Meet your arch-villain. Seriously, this guy is practically Disney-level evil.
Granger's family used to own the plantation land that many of the local families, like the Averys, now sharecrop on. Worse, his family also used to own part of the land that now belongs to the Logans. He and a lot of the other white folks in town resent the Logans for having that independence, and Mr. Granger will stop at nothing to get this land back into his clutches.
Specifically, he gets one of his banker friends to cancel the Logan line of credit that gave them four more years to pay off their mortgage (10.137). Now, the total amount of the mortgage is due in full, or else the Logans lose their land. Uncle Hammer foils the plan by selling his Packard to raise the money, but it's a pretty good indication of the kind of man we're dealing with.
Worse (maybe), he's willing to turn a blind eye to murder. When the angry mob is about to hang T.J. at the end of the novel, Mr. Granger makes it clear that they can't do it on his land—but they're more than welcome to do it somewhere else. Like, even one step over the boundary line.
When Mr. Jamison appeals to Mr. Granger to stop the mob from hurting T.J., Mr. Granger "just stood there on his porch looking sleepy and bored" and tells the sheriff, "Hank, you take care of this. That's what folks elected you for" (12.129). So, he obviously doesn't care about this poor boy—remember, T.J. is the same age as Stacey—about to get murdered.
Ironically, Mr. Granger's greed ends up saving T.J.'s life: he stops the mob because he's too worried about his precious land burning. When he smells the smoke he leaps into action: "Mr. Granger comes running off the porch hollering like he's lost his mind. 'There's smoke coming from my forest yonder!' he yells. 'Dry as that timber is, a fire catch hold it won't stop burning for a week. Give that boy to Wade like he wants and get on up there!'" (12.130).
Well, at least we know where his priorities are.
So, how does he get away with all of this? Harlan Granger basically has his own little justice system, complete with paid-off sheriff and other lackeys:
You know, back then the Grangers had one of the biggest plantations in the state and Spokane County practically belonged to them . . . and they thought it did too. They were consulted about everything concerning this area and they felt it was up to them to see that things worked smoothly, according to the law—a law basically for whites. Well, Harlan feels the same now as his grandmother did back then. (7.151)
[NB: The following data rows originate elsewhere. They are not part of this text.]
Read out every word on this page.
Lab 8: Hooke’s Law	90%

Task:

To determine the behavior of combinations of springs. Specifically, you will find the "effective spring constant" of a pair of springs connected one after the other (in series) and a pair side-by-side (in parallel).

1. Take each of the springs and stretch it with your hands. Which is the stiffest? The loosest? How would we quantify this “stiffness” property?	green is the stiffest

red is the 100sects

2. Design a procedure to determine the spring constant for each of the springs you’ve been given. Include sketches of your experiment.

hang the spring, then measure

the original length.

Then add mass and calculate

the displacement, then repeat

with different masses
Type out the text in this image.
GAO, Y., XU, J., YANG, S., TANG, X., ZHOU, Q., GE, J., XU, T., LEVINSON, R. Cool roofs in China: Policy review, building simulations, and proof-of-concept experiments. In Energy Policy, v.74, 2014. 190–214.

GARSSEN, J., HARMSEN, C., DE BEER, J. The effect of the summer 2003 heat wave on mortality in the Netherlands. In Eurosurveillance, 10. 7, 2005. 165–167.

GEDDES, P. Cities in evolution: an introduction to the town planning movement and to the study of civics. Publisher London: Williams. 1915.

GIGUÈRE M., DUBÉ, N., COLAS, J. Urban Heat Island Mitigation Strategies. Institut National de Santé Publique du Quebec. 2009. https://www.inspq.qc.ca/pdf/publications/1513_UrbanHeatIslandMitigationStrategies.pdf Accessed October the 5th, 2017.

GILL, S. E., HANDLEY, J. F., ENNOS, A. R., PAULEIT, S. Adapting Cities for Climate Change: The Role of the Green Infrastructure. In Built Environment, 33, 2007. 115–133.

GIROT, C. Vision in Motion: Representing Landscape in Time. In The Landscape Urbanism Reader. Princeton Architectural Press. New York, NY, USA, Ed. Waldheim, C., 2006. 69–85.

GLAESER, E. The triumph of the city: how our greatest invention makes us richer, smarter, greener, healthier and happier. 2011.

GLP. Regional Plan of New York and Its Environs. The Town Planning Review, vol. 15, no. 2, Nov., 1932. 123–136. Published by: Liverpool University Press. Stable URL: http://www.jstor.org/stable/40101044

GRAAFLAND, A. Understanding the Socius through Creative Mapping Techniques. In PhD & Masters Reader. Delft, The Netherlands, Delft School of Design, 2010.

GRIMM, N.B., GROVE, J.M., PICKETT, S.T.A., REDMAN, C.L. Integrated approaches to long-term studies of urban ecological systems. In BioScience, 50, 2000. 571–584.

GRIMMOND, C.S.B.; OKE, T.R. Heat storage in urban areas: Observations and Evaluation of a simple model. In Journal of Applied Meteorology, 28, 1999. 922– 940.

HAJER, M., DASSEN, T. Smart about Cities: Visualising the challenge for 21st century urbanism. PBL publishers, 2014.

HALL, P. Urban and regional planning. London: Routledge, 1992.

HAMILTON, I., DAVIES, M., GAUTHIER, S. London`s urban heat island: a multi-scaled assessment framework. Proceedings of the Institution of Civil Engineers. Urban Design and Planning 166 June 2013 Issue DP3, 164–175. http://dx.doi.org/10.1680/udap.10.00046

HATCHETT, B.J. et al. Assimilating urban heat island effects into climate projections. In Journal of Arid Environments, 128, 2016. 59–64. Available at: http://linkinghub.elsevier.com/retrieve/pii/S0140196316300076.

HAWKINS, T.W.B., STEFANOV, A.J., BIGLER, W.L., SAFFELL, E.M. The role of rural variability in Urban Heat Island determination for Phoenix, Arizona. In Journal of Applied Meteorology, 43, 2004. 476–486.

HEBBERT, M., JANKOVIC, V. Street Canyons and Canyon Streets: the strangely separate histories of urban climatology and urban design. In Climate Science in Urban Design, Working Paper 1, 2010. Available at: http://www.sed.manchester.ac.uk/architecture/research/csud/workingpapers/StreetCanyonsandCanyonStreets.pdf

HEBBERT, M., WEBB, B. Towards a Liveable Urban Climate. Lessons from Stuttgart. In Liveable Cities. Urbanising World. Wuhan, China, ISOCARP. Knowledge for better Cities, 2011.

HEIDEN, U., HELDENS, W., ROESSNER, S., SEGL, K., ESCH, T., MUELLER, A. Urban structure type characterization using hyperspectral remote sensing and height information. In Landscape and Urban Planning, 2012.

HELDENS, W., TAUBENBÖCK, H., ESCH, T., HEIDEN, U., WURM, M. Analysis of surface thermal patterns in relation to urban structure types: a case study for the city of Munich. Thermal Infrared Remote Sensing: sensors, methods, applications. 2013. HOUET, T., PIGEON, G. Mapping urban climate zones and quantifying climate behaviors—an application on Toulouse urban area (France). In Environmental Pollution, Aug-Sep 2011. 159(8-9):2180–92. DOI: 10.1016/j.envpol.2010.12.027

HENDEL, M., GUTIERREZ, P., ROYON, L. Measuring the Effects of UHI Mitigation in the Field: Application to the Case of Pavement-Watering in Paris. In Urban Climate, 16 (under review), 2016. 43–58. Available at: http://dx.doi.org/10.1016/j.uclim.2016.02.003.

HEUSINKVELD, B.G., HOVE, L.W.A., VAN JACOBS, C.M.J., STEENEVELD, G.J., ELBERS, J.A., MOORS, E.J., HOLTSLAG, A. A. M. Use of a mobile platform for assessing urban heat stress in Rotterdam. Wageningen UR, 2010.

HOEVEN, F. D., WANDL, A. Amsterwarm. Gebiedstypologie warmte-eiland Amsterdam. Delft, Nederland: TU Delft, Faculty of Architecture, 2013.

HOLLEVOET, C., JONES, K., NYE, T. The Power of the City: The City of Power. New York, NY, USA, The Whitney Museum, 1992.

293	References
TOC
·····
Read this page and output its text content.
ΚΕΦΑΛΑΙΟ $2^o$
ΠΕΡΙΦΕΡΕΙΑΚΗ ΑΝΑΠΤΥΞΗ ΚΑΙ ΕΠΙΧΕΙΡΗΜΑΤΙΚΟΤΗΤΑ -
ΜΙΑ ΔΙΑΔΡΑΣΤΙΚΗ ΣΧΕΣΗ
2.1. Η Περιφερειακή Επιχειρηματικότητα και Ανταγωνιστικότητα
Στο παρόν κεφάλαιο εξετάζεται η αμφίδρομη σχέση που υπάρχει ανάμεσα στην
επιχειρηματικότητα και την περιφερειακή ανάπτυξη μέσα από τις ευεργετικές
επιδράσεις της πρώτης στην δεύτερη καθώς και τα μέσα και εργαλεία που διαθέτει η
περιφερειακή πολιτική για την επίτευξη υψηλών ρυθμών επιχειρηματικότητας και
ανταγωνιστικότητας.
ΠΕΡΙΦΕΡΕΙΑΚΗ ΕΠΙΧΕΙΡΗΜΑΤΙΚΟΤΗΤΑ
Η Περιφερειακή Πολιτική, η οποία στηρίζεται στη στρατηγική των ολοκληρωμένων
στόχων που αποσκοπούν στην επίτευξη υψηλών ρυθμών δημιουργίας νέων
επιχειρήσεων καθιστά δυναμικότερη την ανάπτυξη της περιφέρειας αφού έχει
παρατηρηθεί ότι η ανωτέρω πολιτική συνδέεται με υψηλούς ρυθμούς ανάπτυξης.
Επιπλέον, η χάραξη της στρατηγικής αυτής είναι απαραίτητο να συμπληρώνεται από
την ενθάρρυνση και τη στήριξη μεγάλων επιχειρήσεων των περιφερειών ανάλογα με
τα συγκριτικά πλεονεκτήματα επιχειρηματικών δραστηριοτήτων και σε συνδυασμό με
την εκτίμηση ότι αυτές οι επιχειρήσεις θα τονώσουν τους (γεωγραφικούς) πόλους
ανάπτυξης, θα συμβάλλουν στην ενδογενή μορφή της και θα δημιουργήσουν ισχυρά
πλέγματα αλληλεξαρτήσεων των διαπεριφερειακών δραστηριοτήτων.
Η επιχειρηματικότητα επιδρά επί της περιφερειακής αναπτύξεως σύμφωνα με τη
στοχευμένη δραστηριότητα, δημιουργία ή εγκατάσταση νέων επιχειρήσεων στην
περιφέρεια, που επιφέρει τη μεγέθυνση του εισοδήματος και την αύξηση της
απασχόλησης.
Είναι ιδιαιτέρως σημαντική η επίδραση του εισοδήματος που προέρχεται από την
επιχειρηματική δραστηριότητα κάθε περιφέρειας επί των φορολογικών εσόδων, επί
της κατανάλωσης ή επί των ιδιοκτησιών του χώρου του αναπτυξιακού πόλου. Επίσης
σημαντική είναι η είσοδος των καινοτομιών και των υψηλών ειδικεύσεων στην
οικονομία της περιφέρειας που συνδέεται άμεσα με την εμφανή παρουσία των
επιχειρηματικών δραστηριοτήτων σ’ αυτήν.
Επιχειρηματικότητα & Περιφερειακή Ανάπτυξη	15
Mr. Jamison here gives the Logans the deets about how Mr. Granger basically thinks the area is his to run as he sees fit. And we certainly see the sheriff taking his orders, as well as the Wallaces and others. He owns the land that the Wallace store is on, so has them firmly in his pocket. He is also influential enough to mount opposition against the Wallace store boycott (since part of the lost proceeds would affect his bottom line, too).
If this were a Disney movie, Granger would definitely get his comeuppance by the end. But he doesn't—which is a lot more realistic, and a lot more frustrating.